In this blog post, which was published in the Data Science area of the popular website KDnuggets.com, Data Culpa CTO explains why data quality requires its own hierarchy of needs. Here’s an excerpt:
Maslow identified a hierarchy of needs for human beings, beginning with a broad base of physiological needs such as food and shelter, rising through social needs, and capping off with creativity and self-realization.
Data teams have their own hierarchy of needs focused on making sure the data is right. Having worked with data engineers and data scientists in companies large and small, here’s how I would describe a data team’s hierarchy of needs for data quality, starting at the ground floor with data freshness, where we determine whether or not we have the data we need in the first place.
Ideally, a team should have tools in place to measure data quality at each of these levels.
Layer 1: Data Freshness
To have good quality data, you have to make sure you have data in the first place.

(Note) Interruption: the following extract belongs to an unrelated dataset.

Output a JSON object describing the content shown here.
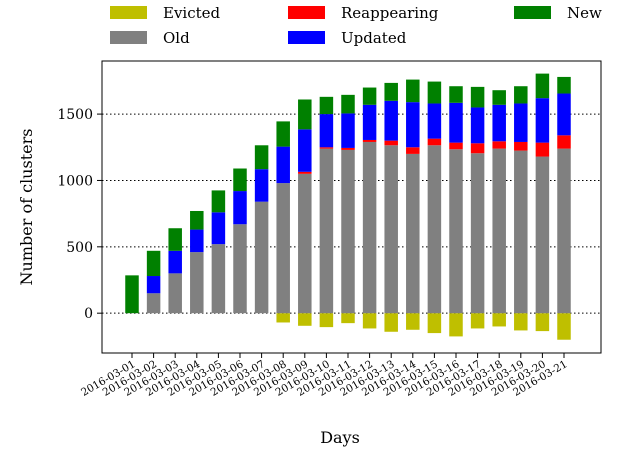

Did your pipeline run? If so, when? Did the pipeline produce new data, or did it produce the same data as a previous run? To check for stale data, one must proceed carefully and extensively to identify stuck data feeds. It’s easy to detect that nothing has updated, but in many cases, a sequence number or timestamp movement doesn’t mean that the rest of the data has moved.
Layer 2: Data Volumes
Once data freshness is established, the next need to address concerns data volumes. We might ask questions such as:
- Are the data volumes in line with what we expected?
- If data volumes vary, are they in line with trends we’ve already observed in our business, such as little activity on weekends or in the middle of the night?
In some businesses, such as retailers, holidays and run up to holidays may have different volumes. Depending on the application, analyzing data volumes might require robust data models that consider multiple features.